I owe my dad an apology.
It is generally believed that kids hate their parent’s music. And, likewise, Parents hate their kid’s music.
Sure, it’s not so black and white, there are occasional overlap in tastes. But on a whole, much of what we old-timers enjoy falls outside the spectrum of today’s youth. And by “today’s youth” I mean “eleven-year-old girl” and by “eleven-year-old girl” I mean my daughter. We often don’t see eye-to-eye about what constitutes a good song.
In fact, here is a Venn diagram showing our overlapping music tastes. For clarity’s sake, I am the “Old Guy”.

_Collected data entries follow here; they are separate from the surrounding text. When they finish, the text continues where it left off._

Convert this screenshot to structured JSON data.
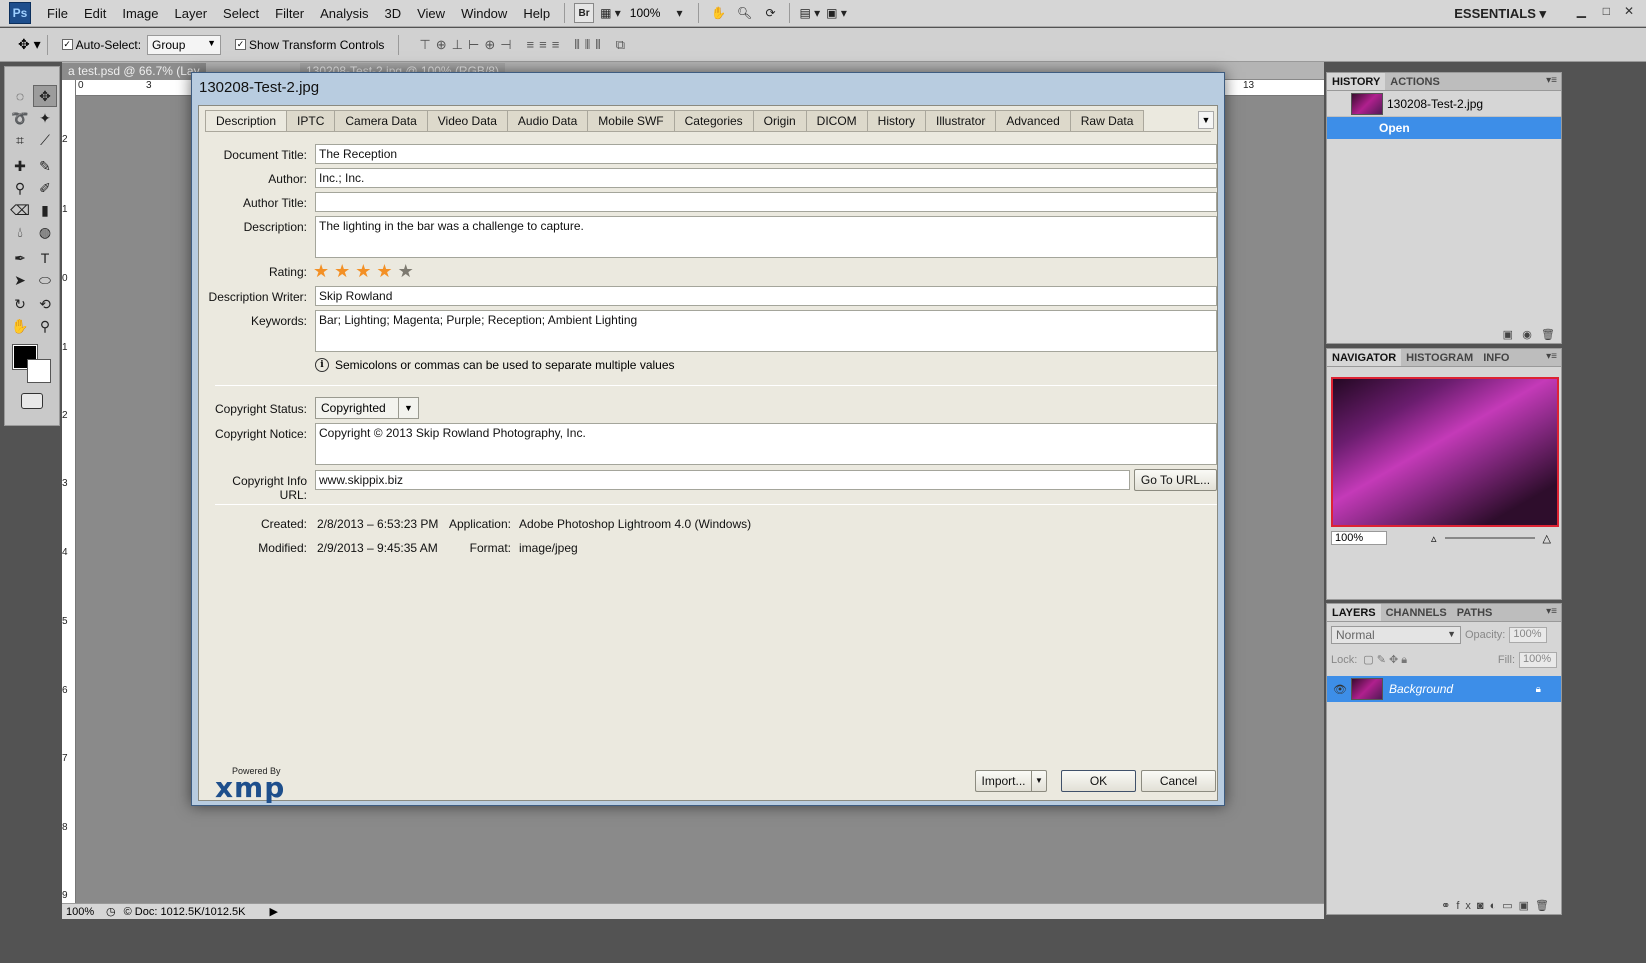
{
  "app": {
    "logo": "Ps",
    "menus": [
      "File",
      "Edit",
      "Image",
      "Layer",
      "Select",
      "Filter",
      "Analysis",
      "3D",
      "View",
      "Window",
      "Help"
    ],
    "bridge_label": "Br",
    "zoom": "100%",
    "workspace": "ESSENTIALS"
  },
  "options": {
    "auto_select_label": "Auto-Select:",
    "auto_select_value": "Group",
    "show_transform_label": "Show Transform Controls"
  },
  "document": {
    "tab1": "a test.psd @ 66.7% (Lay",
    "tab2": "130208-Test-2.jpg @ 100% (RGB/8)",
    "status_zoom": "100%",
    "status_doc": "Doc: 1012.5K/1012.5K",
    "ruler_h": [
      "0",
      "3",
      "13"
    ],
    "ruler_v": [
      "2",
      "1",
      "0",
      "1",
      "2",
      "3",
      "4",
      "5",
      "6",
      "7",
      "8",
      "9"
    ]
  },
  "dialog": {
    "title": "130208-Test-2.jpg",
    "tabs": [
      "Description",
      "IPTC",
      "Camera Data",
      "Video Data",
      "Audio Data",
      "Mobile SWF",
      "Categories",
      "Origin",
      "DICOM",
      "History",
      "Illustrator",
      "Advanced",
      "Raw Data"
    ],
    "labels": {
      "document_title": "Document Title:",
      "author": "Author:",
      "author_title": "Author Title:",
      "description": "Description:",
      "rating": "Rating:",
      "description_writer": "Description Writer:",
      "keywords": "Keywords:",
      "copyright_status": "Copyright Status:",
      "copyright_notice": "Copyright Notice:",
      "copyright_url": "Copyright Info URL:",
      "created": "Created:",
      "modified": "Modified:",
      "application": "Application:",
      "format": "Format:"
    },
    "values": {
      "document_title": "The Reception",
      "author": "Inc.; Inc.",
      "author_title": "",
      "description": "The lighting in the bar was a challenge to capture.",
      "rating": 4,
      "rating_max": 5,
      "description_writer": "Skip Rowland",
      "keywords": "Bar; Lighting; Magenta; Purple; Reception; Ambient Lighting",
      "copyright_status": "Copyrighted",
      "copyright_notice": "Copyright © 2013 Skip Rowland Photography, Inc.",
      "copyright_url": "www.skippix.biz",
      "created": "2/8/2013 – 6:53:23 PM",
      "modified": "2/9/2013 – 9:45:35 AM",
      "application": "Adobe Photoshop Lightroom 4.0 (Windows)",
      "format": "image/jpeg"
    },
    "hint": "Semicolons or commas can be used to separate multiple values",
    "buttons": {
      "go_to_url": "Go To URL...",
      "import": "Import...",
      "ok": "OK",
      "cancel": "Cancel"
    },
    "powered_by": "Powered By",
    "xmp_logo": "xmp"
  },
  "panels": {
    "history_tabs": [
      "HISTORY",
      "ACTIONS"
    ],
    "history_snapshot": "130208-Test-2.jpg",
    "history_state": "Open",
    "navigator_tabs": [
      "NAVIGATOR",
      "HISTOGRAM",
      "INFO"
    ],
    "navigator_zoom": "100%",
    "layers_tabs": [
      "LAYERS",
      "CHANNELS",
      "PATHS"
    ],
    "blend_mode": "Normal",
    "opacity_label": "Opacity:",
    "opacity_value": "100%",
    "lock_label": "Lock:",
    "fill_label": "Fill:",
    "fill_value": "100%",
    "layer_name": "Background"
  }
}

Growing up, one of my best friend’s father would make us listen to klezmer tapes when he drove us to various functions and activities. You don’t know “cool” until you roll up in a beat up red Beetle with the klezmer rocking out. His dad wasn’t Jewish, he enjoyed the melody.
Now back to that apology…
My dad didn’t have as an ethnically broad range of musical tastes as my friend’s dad. He came from the old-school hippy brand of rock music. The Doors. Credence Clearwater Revival. Led Zeppelin. The Bob Seger Band. Looking back, I recognize he listened to some good shit. I complained to no end about all the “hippy crap”, but he kept on listening to his jams.
It all came to a head during a lengthy road trip. He had the radio tuned to a classic rock station. I could take it no more. I threw a flailing tantrum any self-righteous early teen could be proud of. My dad calmly looked at me in the rear-view mirror and asked if I had anything better to play.

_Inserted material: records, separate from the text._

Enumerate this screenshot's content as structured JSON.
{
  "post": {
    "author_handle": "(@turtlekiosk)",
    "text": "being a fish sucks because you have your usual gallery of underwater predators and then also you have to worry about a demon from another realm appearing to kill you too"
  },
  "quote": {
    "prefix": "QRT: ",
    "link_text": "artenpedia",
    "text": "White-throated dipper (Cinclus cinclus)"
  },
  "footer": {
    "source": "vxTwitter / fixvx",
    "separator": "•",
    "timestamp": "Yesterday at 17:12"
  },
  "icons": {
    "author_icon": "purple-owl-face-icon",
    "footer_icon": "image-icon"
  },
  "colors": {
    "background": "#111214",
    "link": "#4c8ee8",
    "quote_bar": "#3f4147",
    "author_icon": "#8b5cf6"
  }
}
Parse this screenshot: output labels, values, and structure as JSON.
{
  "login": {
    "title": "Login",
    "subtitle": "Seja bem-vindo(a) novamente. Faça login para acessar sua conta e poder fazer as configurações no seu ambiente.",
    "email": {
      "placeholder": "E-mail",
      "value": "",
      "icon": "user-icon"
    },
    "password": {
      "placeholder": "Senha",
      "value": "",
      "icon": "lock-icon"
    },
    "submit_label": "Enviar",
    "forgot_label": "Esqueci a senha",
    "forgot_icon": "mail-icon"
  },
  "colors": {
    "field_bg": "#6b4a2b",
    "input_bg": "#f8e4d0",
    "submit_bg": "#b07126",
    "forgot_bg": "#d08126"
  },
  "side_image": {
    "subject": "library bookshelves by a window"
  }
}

I, in fact, thought I did.
I handed him the tape.
He popped the tape into the car’s cassette deck.
This song played.
“Nope,” Dad said. He popped the tape and flung it over his shoulder dismissively.
I had blown my one shot at controlling the radio. Never again would I have a chance.
So I want to make a couple of apologies to my dad regarding our music wars. I am sorry I tricked you into listening to Milli Vanilli. I am sorry I was so disparaging of your music taste.
If it’s any consolation, I have to live with the shame that I rocked out to Milli Vanilli. That shame can never wash off, no matter how many times I listen to Pearl Jam’s “Black”.